For Fedora, pull this thread, and this thread as well.
How and where would I report this?
It’s ideal that everyone works together to fix a bug, but time is a precious commodity. This is especially true in open source work where unpaid labor is common.
This particular bug started off being filed in Fedora’s Bugzilla, but was eventually fixed on KiCad’s launchpad instead.
Fedora’s Bugzilla is located here. Here’s where this bug ended up. There were extra details included to aid in building an up-to-date version.
KiCad’s bug tracker is on a different service called launchpad. Searching was/is difficult, but eventually in this case, kismet; another fellow Fedora 28 user was experiencing the same crash.
The fix landed in KiCad’s repositories, which were then built for Fedora under KiCad’s nightly releases.

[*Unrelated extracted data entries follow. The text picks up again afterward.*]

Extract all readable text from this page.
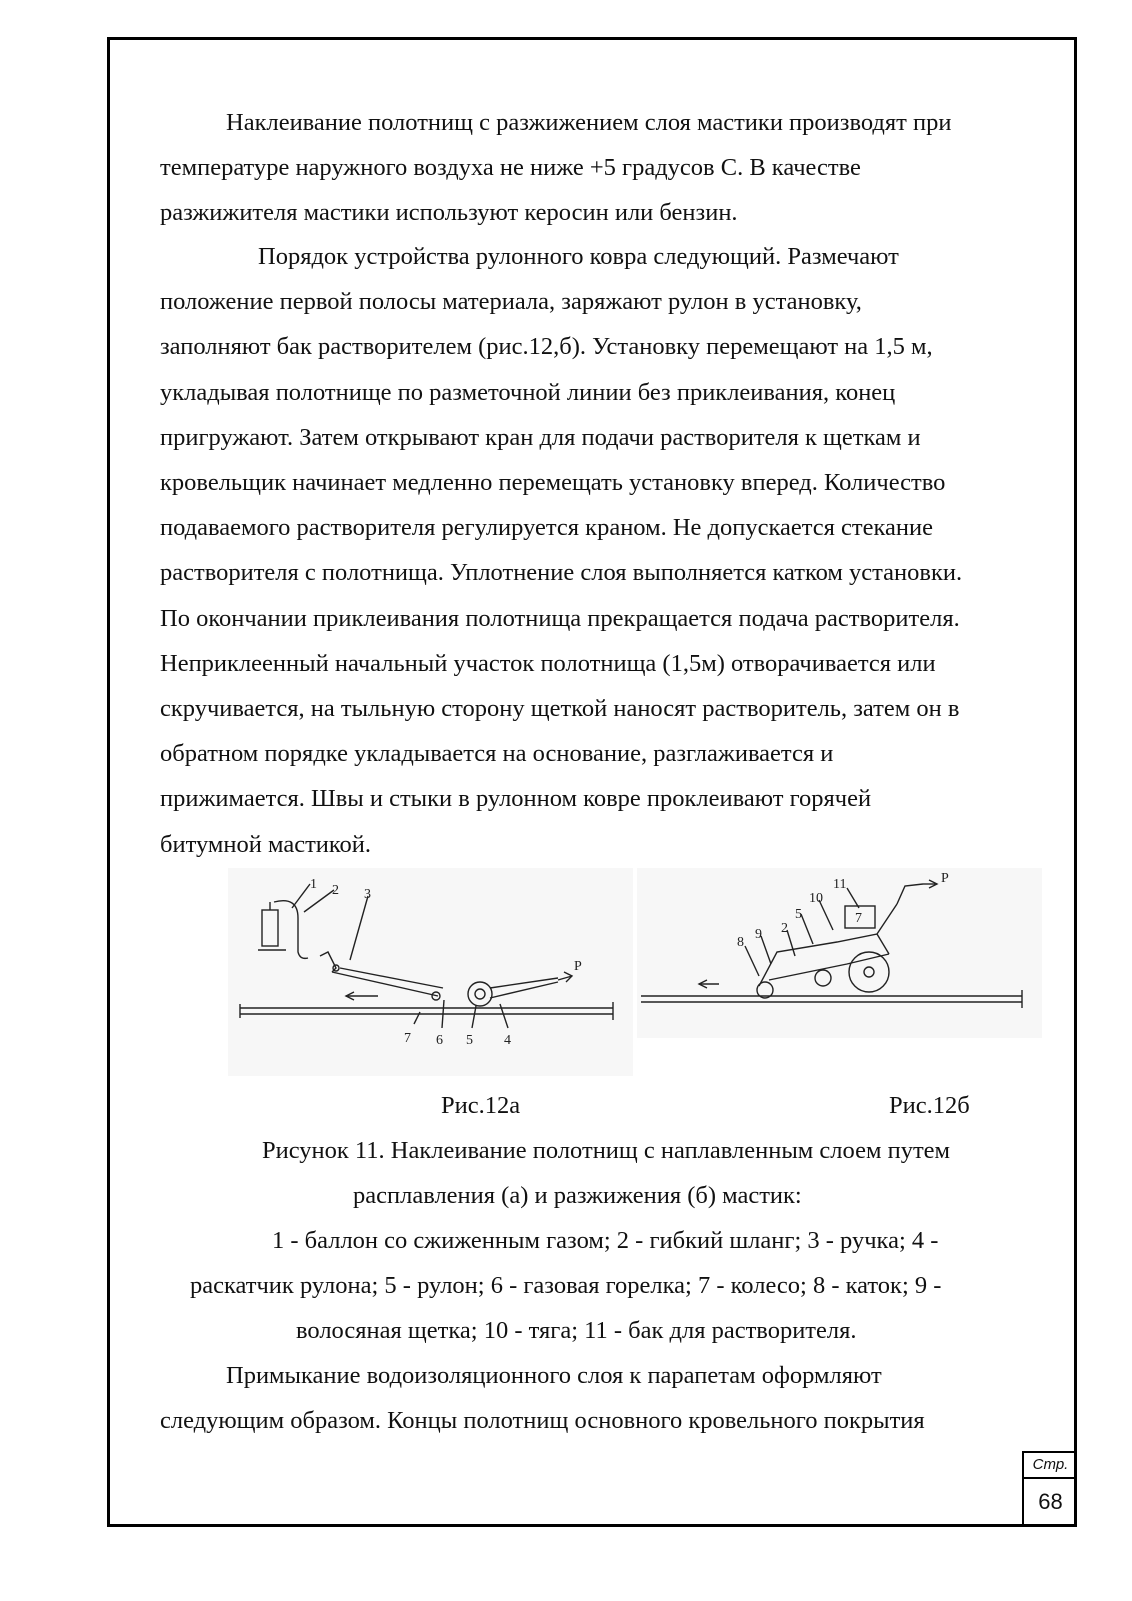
Наклеивание полотнищ с разжижением слоя мастики производят при
температуре наружного воздуха не ниже +5 градусов С. В качестве
разжижителя мастики используют керосин или бензин.
Порядок устройства рулонного ковра следующий. Размечают
положение первой полосы материала, заряжают рулон в установку,
заполняют бак растворителем (рис.12,б). Установку перемещают на 1,5 м,
укладывая полотнище по разметочной линии без приклеивания, конец
пригружают. Затем открывают кран для подачи растворителя к щеткам и
кровельщик начинает медленно перемещать установку вперед. Количество
подаваемого растворителя регулируется краном. Не допускается стекание
растворителя с полотнища. Уплотнение слоя выполняется катком установки.
По окончании приклеивания полотнища прекращается подача растворителя.
Неприклеенный начальный участок полотнища (1,5м) отворачивается или
скручивается, на тыльную сторону щеткой наносят растворитель, затем он в
обратном порядке укладывается на основание, разглаживается и
прижимается. Швы и стыки в рулонном ковре проклеивают горячей
битумной мастикой.
1 2 3
7 6 5 4
P
11
10
5
2
9
8
7
P
Рис.12а	Рис.12б
Рисунок 11. Наклеивание полотнищ с наплавленным слоем путем
расплавления (а) и разжижения (б) мастик:
1 - баллон со сжиженным газом; 2 - гибкий шланг; 3 - ручка; 4 -
раскатчик рулона; 5 - рулон; 6 - газовая горелка; 7 - колесо; 8 - каток; 9 -
волосяная щетка; 10 - тяга; 11 - бак для растворителя.
Примыкание водоизоляционного слоя к парапетам оформляют
следующим образом. Концы полотнищ основного кровельного покрытия
Стр.
68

A workaround for Fedora users
If you’re reading this in the future (and stuck with this particular crash), consider switching over to the KiCad nightlies which has an upstream fix for this bug.
The upstream fix
Here is the fixed, upstream version:
D_PAD** listEnd = &sortedPads[0] + sortedPads.size();
This change avoids the assertation failure since the range is aggressively checked inside of the subscript &sortedPads[ sortedPads.size() ];
. Instead, the starting address of sortedPads is added together with the size of sortedPads to get a similar result.
Conclusion
Hopefully this shows that much of the process is intuition about the system at hand! Yes there are bugs that bend the mind and require specific areas of expertise; but often, only a little bit of intuition is required.
And don’t be afraid to ask for help if you are truly lost.